Dr. Daria J. Kuss, the course leader of cyberpsychology at Nottingham Trent University, says keeping old digital keepsakes is normal, and that holding onto messages from loved ones who have died coincides with our need to memorialise both them as well as the relationship you had with them.
“Humans are social creatures and delving into nostalgia surrounding situations we have shared may increase our wellbeing by harnessing our need for belonging.” She does, however, agree that it “may become problematic if digital keepsakes lead to excessive rumination, which itself has been associated with an increased risk for developing depression symptoms.”
But is it too early to diagnose digital hoarding as an official disorder? Digital and physical hoarding may often be put under the same umbrella, but they do have quite distinct differences.
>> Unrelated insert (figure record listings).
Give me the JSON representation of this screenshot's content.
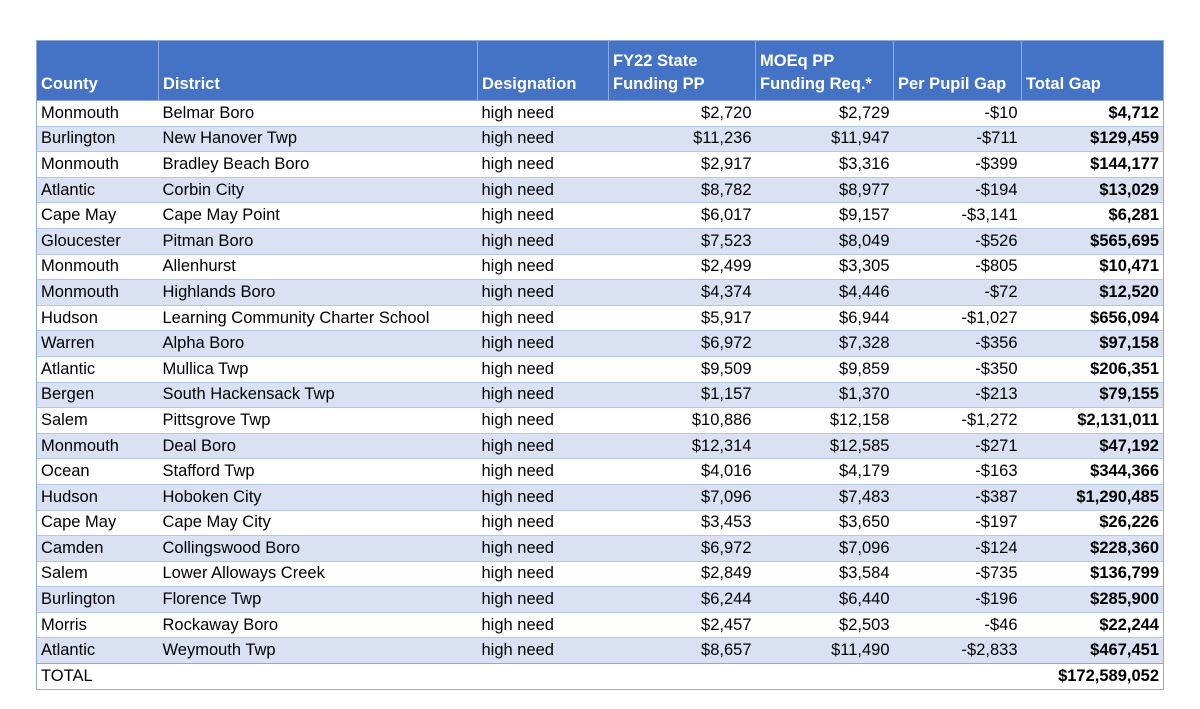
{
  "table": {
    "headers": [
      [
        "County"
      ],
      [
        "District"
      ],
      [
        "Designation"
      ],
      [
        "FY22 State",
        "Funding PP"
      ],
      [
        "MOEq PP",
        "Funding Req.*"
      ],
      [
        "Per Pupil Gap"
      ],
      [
        "Total Gap"
      ]
    ],
    "rows": [
      [
        "Monmouth",
        "Belmar Boro",
        "high need",
        "$2,720",
        "$2,729",
        "-$10",
        "$4,712"
      ],
      [
        "Burlington",
        "New Hanover Twp",
        "high need",
        "$11,236",
        "$11,947",
        "-$711",
        "$129,459"
      ],
      [
        "Monmouth",
        "Bradley Beach Boro",
        "high need",
        "$2,917",
        "$3,316",
        "-$399",
        "$144,177"
      ],
      [
        "Atlantic",
        "Corbin City",
        "high need",
        "$8,782",
        "$8,977",
        "-$194",
        "$13,029"
      ],
      [
        "Cape May",
        "Cape May Point",
        "high need",
        "$6,017",
        "$9,157",
        "-$3,141",
        "$6,281"
      ],
      [
        "Gloucester",
        "Pitman Boro",
        "high need",
        "$7,523",
        "$8,049",
        "-$526",
        "$565,695"
      ],
      [
        "Monmouth",
        "Allenhurst",
        "high need",
        "$2,499",
        "$3,305",
        "-$805",
        "$10,471"
      ],
      [
        "Monmouth",
        "Highlands Boro",
        "high need",
        "$4,374",
        "$4,446",
        "-$72",
        "$12,520"
      ],
      [
        "Hudson",
        "Learning Community Charter School",
        "high need",
        "$5,917",
        "$6,944",
        "-$1,027",
        "$656,094"
      ],
      [
        "Warren",
        "Alpha Boro",
        "high need",
        "$6,972",
        "$7,328",
        "-$356",
        "$97,158"
      ],
      [
        "Atlantic",
        "Mullica Twp",
        "high need",
        "$9,509",
        "$9,859",
        "-$350",
        "$206,351"
      ],
      [
        "Bergen",
        "South Hackensack Twp",
        "high need",
        "$1,157",
        "$1,370",
        "-$213",
        "$79,155"
      ],
      [
        "Salem",
        "Pittsgrove Twp",
        "high need",
        "$10,886",
        "$12,158",
        "-$1,272",
        "$2,131,011"
      ],
      [
        "Monmouth",
        "Deal Boro",
        "high need",
        "$12,314",
        "$12,585",
        "-$271",
        "$47,192"
      ],
      [
        "Ocean",
        "Stafford Twp",
        "high need",
        "$4,016",
        "$4,179",
        "-$163",
        "$344,366"
      ],
      [
        "Hudson",
        "Hoboken City",
        "high need",
        "$7,096",
        "$7,483",
        "-$387",
        "$1,290,485"
      ],
      [
        "Cape May",
        "Cape May City",
        "high need",
        "$3,453",
        "$3,650",
        "-$197",
        "$26,226"
      ],
      [
        "Camden",
        "Collingswood Boro",
        "high need",
        "$6,972",
        "$7,096",
        "-$124",
        "$228,360"
      ],
      [
        "Salem",
        "Lower Alloways Creek",
        "high need",
        "$2,849",
        "$3,584",
        "-$735",
        "$136,799"
      ],
      [
        "Burlington",
        "Florence Twp",
        "high need",
        "$6,244",
        "$6,440",
        "-$196",
        "$285,900"
      ],
      [
        "Morris",
        "Rockaway Boro",
        "high need",
        "$2,457",
        "$2,503",
        "-$46",
        "$22,244"
      ],
      [
        "Atlantic",
        "Weymouth Twp",
        "high need",
        "$8,657",
        "$11,490",
        "-$2,833",
        "$467,451"
      ]
    ],
    "total": {
      "label": "TOTAL",
      "value": "$172,589,052"
    }
  }
}
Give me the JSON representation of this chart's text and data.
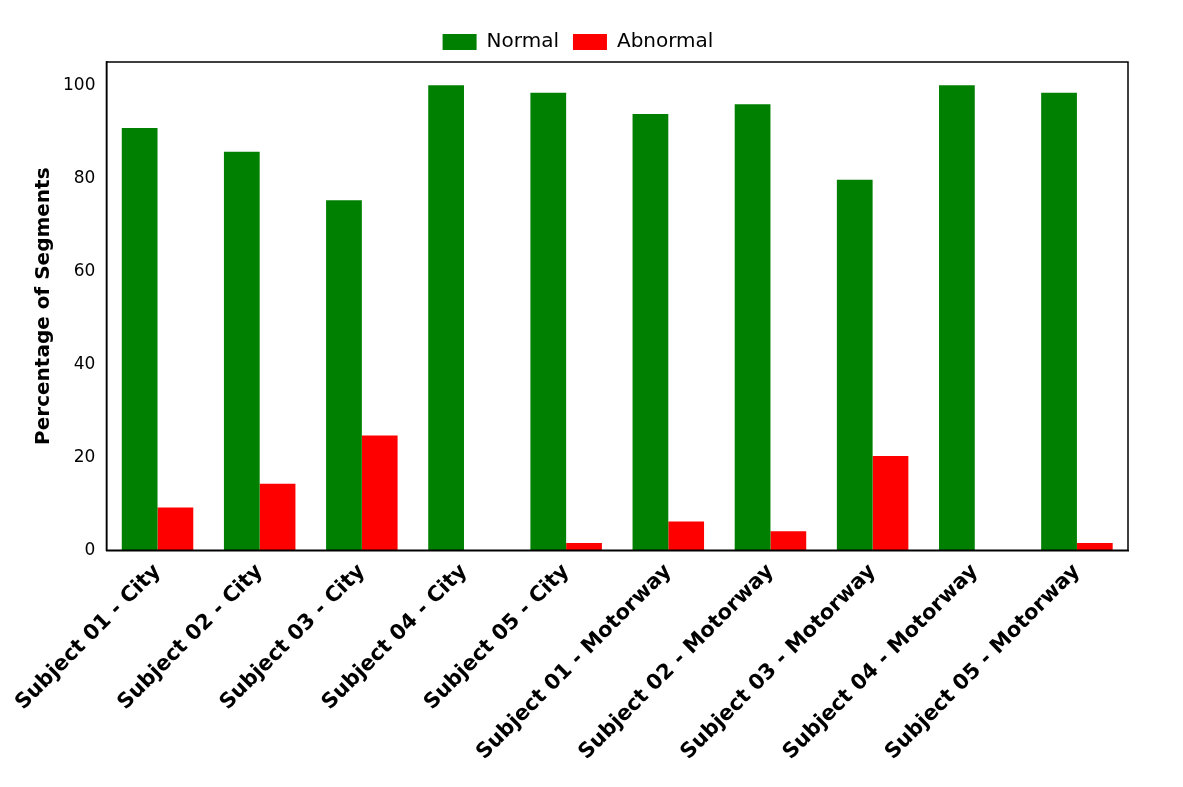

Şirin explains that we are only recently realising the effects of physical hoarding on mental health, so it will take time to deepen our understanding. “It’s something that is still very much referred to from a business or corporate perspective of document and data hoarding. It’s not something that is too common in a more mainstream setting. It’s more considered an issue from a mental health standpoint, so a symptom rather than a cause, and it’s the anxiety and or depression that is addressed rather than the digital hoarding aspects. It definitely needs more research, and I think as we move more and more online, it will eventually be taken more seriously as a disorder.”
Our lives are becoming increasingly digitised and we are amassing mountains of save-for-later screenshots, photos of our dinner from seven years ago, and even hurtful conversations from exes we dated in the past. It’s important we stay mindful of the digital stuff we’re holding onto, and recognise when it’s weighing us down.